Dillinger, sans être un chef d'œuvre, est un bon film de gangsters, très bien filmé et interprété, qui témoigne d'un véritable cachet visuel et d'un traitement intelligent de la violence. Un film injustement oublié, que tout amateur du cinéma américain des années 70 prendra plaisir à découvrir.
4 commentaires
lors, les quica cinéphiles qui ont grandi avec Taxi Driver, Wild Bunch, et autres Vol au dessus d’un nid de coucou ou Dog days Afternoon, entre Marathon Man et Straw Dogs, réjouissez-vous que des gens comme Scott ou Mann et il y a peu de temps encore Friedkin, nous racontent encore de bonnes histoires…
Hello
j’aime bien la plupart de vos références, par contre le grand ridley scott déçoit beaucoup ces temps ci (kingdom of heaven, quel navet!), et michael mann est un médiocre. C’est mon point de vue, du moins!

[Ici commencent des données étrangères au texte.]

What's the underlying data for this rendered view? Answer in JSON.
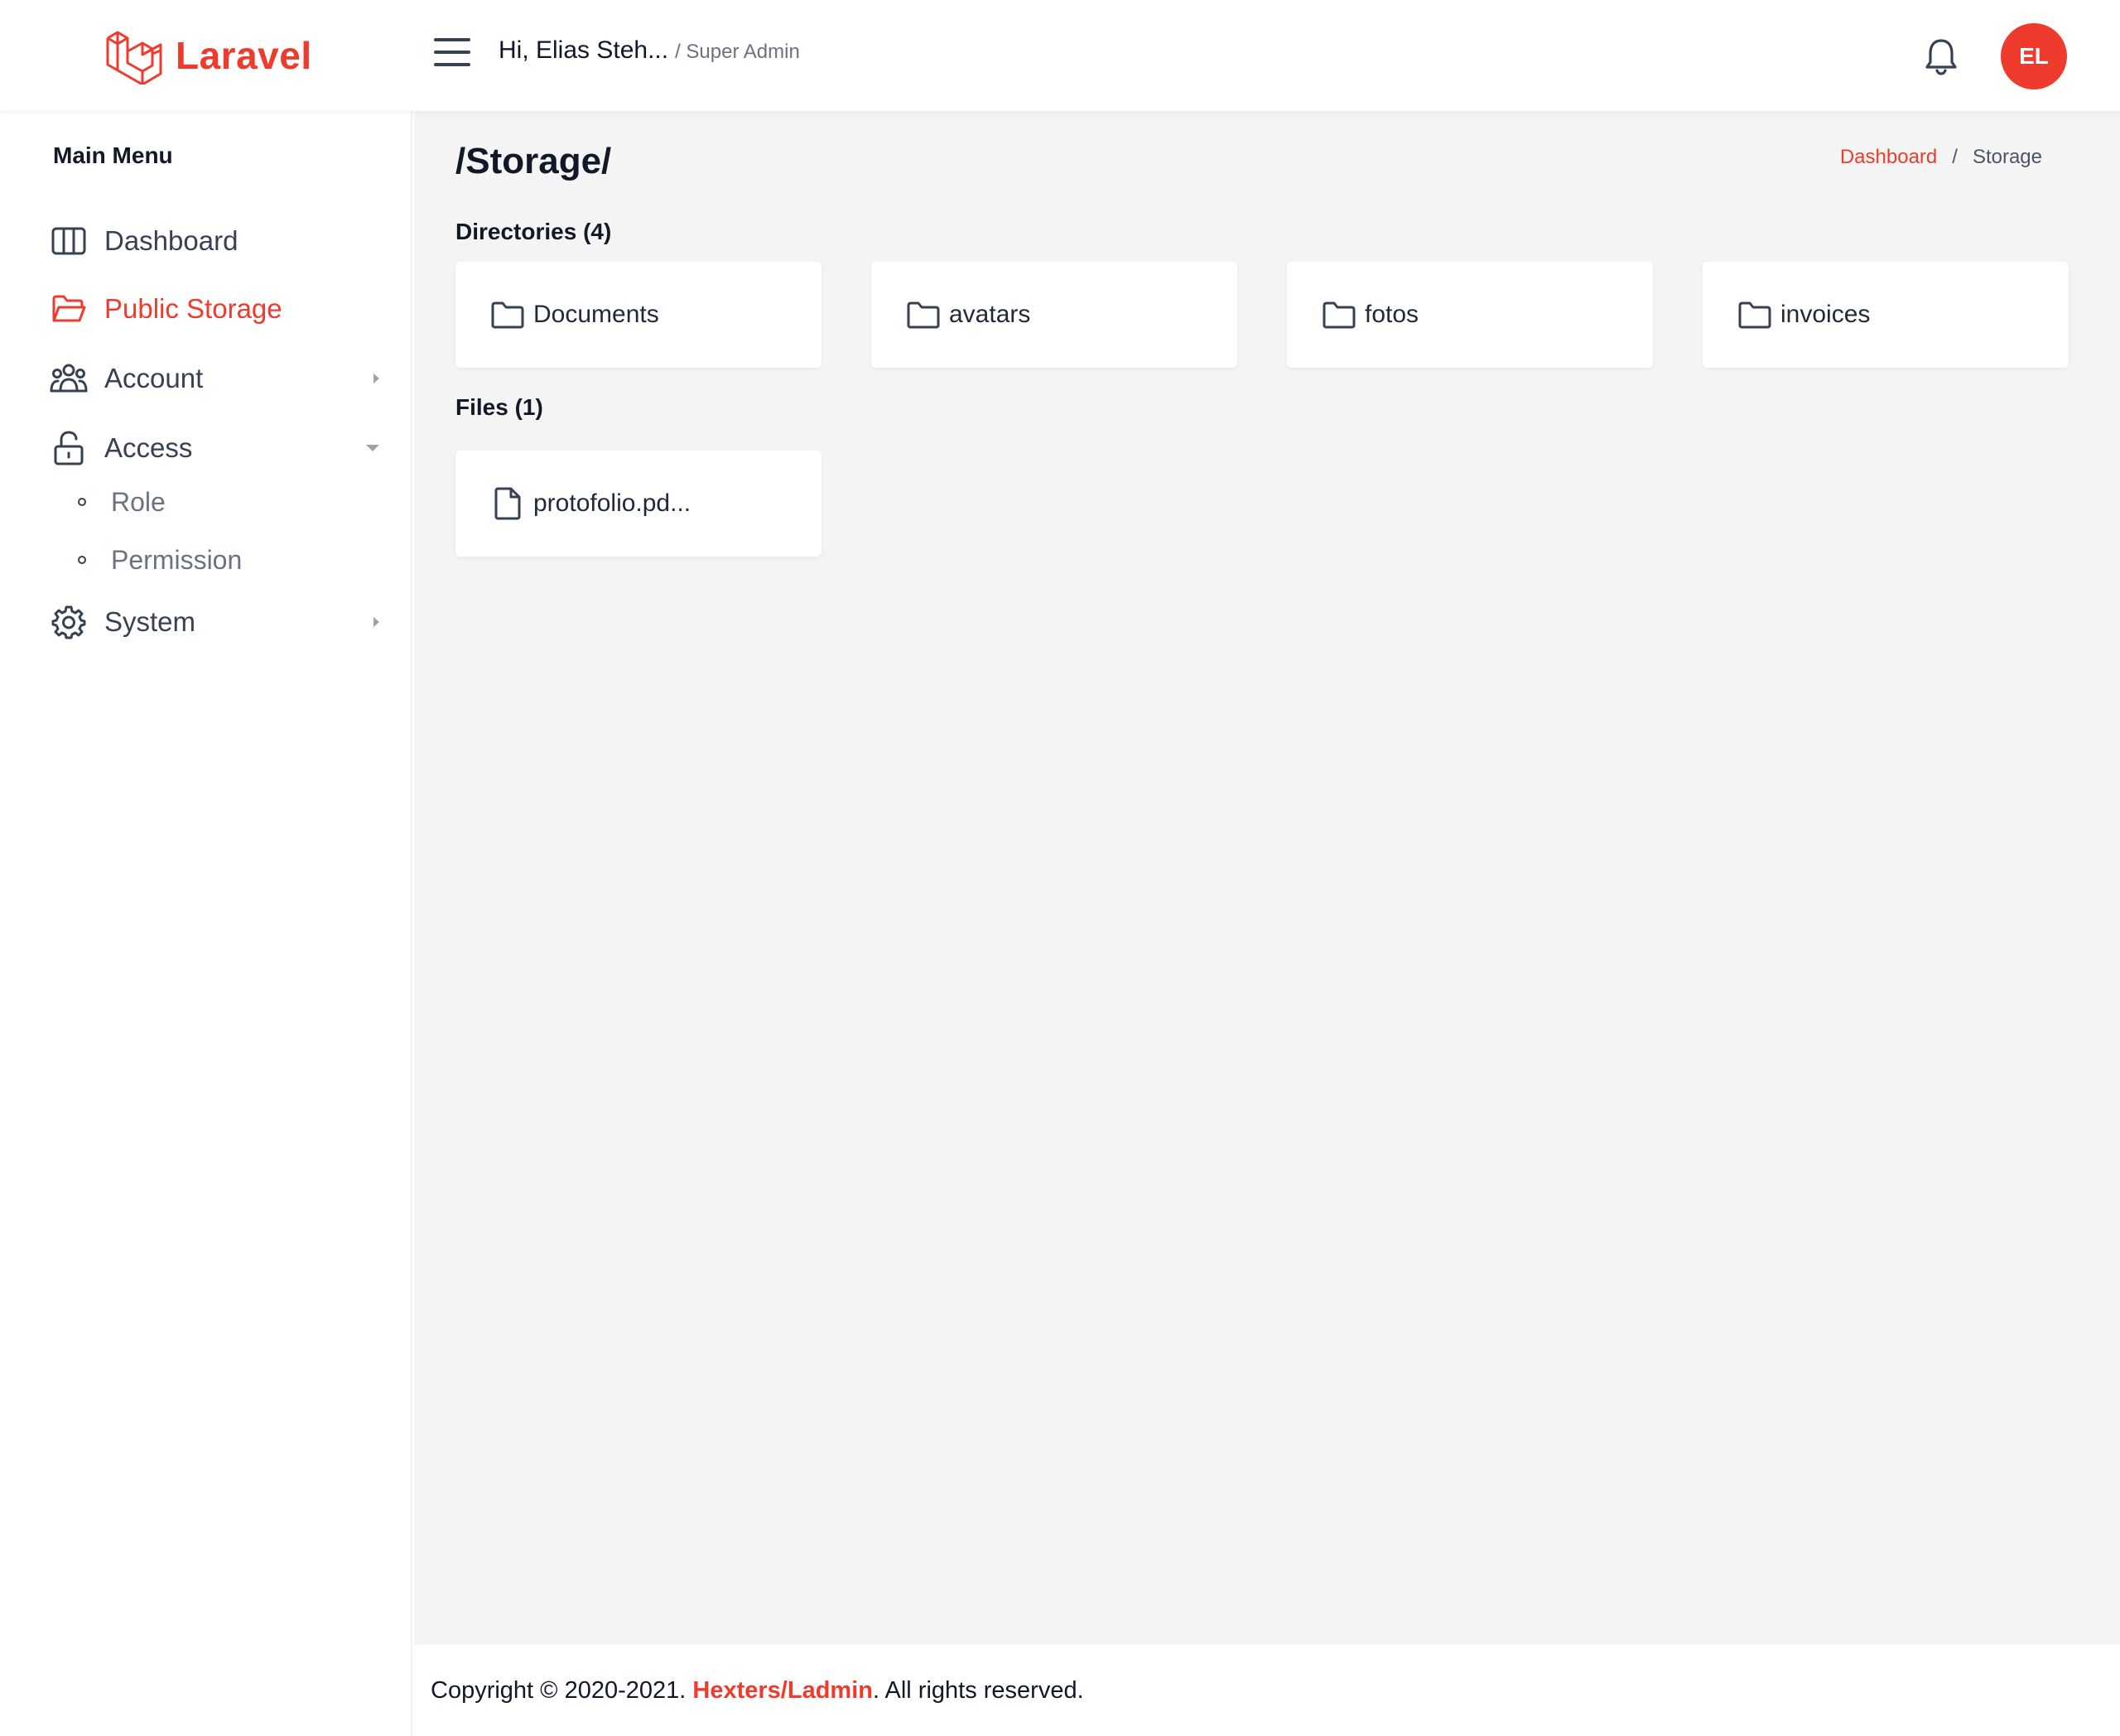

J’adore Oates, et je n’ai pas vu celui la . Pour les gueules, Richard Boone dans le magnifique « Hombre » de Martin Ritt.
Que pensez-vous de « L’Aube rouge » ? Cet article symbolise mieux qu’un autre votre attachement à cette « glorieuse décennie ». Connaissez-vous « Dillinger est mort » de Ferreri ?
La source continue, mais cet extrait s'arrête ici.